Meet Me At Dawn at Hope Mill Theatre
Kristy Stott, Theatre EditorFollowing seven months of closure, Hope Mill Theatre will once again spring to life with HER Productions’ version of Meet Me at Dawn, a modern-day fable by award-winning writer Zinnie Harris.
One of the first plays in England to be performed in front of a live audience after lockdown, the 80-minute show will run for five nights and will also be live-streamed on 26 May for those who cannot attend in person.
A celebration of everyday love and the perplexity of grief.
Starring local actors Helen O’Hara and Susan Jayne Robinson, the all-female play centres around a couple who wash up on a distant shore after a boating accident. Disorientated by their experience and completely cut off from the rest of the world, they try to find a way home. It’s a celebration of everyday love and the perplexity of grief, and the temptation to hold on to a future that can never be realised.
We applauded Hope Mill Theatre when they managed to stay ahead of the game – in staging a socially distanced production of Rent in October 2020 – just before Manchester was put into Tier 3 restrictions. Now, Meet Me at Dawn seems a fitting work to reopen the theatre.
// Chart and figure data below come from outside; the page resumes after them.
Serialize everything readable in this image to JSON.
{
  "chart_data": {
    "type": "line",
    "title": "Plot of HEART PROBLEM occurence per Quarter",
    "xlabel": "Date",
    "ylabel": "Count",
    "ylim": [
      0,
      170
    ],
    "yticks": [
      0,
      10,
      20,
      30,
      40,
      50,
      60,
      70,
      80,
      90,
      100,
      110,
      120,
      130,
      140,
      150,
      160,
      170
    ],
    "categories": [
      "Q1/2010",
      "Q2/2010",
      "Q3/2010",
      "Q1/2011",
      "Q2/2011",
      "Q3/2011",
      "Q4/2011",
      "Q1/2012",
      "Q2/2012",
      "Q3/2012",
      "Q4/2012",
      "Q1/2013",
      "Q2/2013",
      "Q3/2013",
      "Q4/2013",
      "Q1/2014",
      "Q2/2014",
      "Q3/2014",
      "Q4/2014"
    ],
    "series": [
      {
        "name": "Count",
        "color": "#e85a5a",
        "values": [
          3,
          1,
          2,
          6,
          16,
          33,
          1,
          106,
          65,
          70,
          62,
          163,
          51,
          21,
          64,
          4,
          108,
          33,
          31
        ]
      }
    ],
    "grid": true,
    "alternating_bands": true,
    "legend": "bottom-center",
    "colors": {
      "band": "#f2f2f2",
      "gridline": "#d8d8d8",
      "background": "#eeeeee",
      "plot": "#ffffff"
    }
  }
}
Featuring just two characters, in an intimate setting, the piece will resonate with so many people’s experiences of the last year.
Of course, the play will be performed in a Covid-safe environment; in addition to temperature checks and masks, audience members will sit in family bubbles, with perspex screens separating groups.
Unflinchingly honest and brilliantly written.
Harris’ play is unflinchingly honest and brilliantly written. And while the subject matter explored doesn’t offer a lighthearted fun night at the theatre, Meet Me at Dawn presents an intelligent examination of love and grief.